The noise generated by a masonry saw during cutting of cement slabs (the proposed standard test material) and other building materials was measured and compared with the background noise. The large amount of dust generated during cutting with the saw meant that the method used in an open space on a planar reflector was most suitable. Noise measured during cutting was also compared with the noise of the equipment running while not cutting. The measurement setup (i.e., the positioning of the source and measurement locations) complied with ISO 3744:2010 and was adapted for the specific assessment of the masonry saw, its conditions of loading, and operation. Higher sound pressures were recorded during the cutting of the different materials than during the free running of the non-cutting saw. Average sound pressure levels were calculated by correcting for the sound pressure level at each measurement point, the background noise, and environmental factors.

The taking of measurements at different positions around the saw allowed assessment of whether the presence of the operator interfered with the noise propagation. The noise levels were unstable and inaccurate at lower frequencies; they were higher at higher frequencies, but became more level in the range 1–4 kHz.

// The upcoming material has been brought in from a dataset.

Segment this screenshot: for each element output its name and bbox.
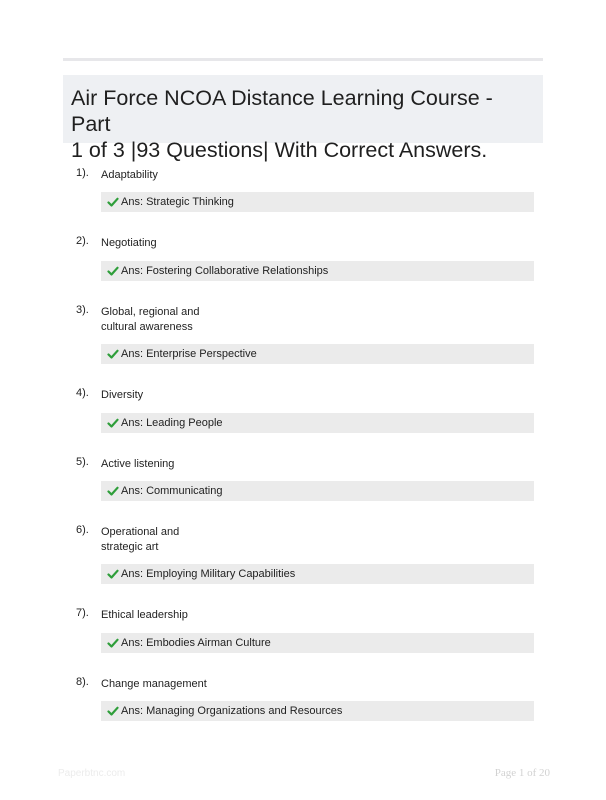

The overall sound pressure and power levels measured during the cutting of the proposed standard materials were close to those generated during the cutting of the other materials (ceramic and slate), suggesting that the adoption of a standard material would allow greater reproducibility of testing results while still generating noise representative of that experienced during regular use of the saw.

From the analysis of measurement uncertainty in the results of sound power levels, according to ISO 3744:2010, it is observed that the proposed cement slabs meet the criteria of the expanded measurement uncertainty and deviations from global levels.

The present results suggest that the most suitable material to be used as a standard for assessing the sound power of masonry saws is the standard 4-cm-thick 40 × 40 cm concrete slab.

The sound levels generated during the cutting of this proposed standard material are representative; they are similar to those generated during the cutting of ceramic tiles and slate, which are commonly used building materials that are often cut by masonry saw.

As proposals for future work, it is suggested: Relating the physical characteristics of the materials with the cutting noise generated; Propose an automated device to replace the operator with the particular sensitivity and handling of the saw; Study of the vibration behavior of plates, resonance frequencies, harmonics series generated and its interference with the generated noise; Investigation of sound power by acoustic intensimetry; Study with machines and different types of diamond blades and its relations with the noise generated.

Overall, this study contributes to the analysis of noise generated by masonry saws on construction sites, for the purposes of occupational and environmental comfort.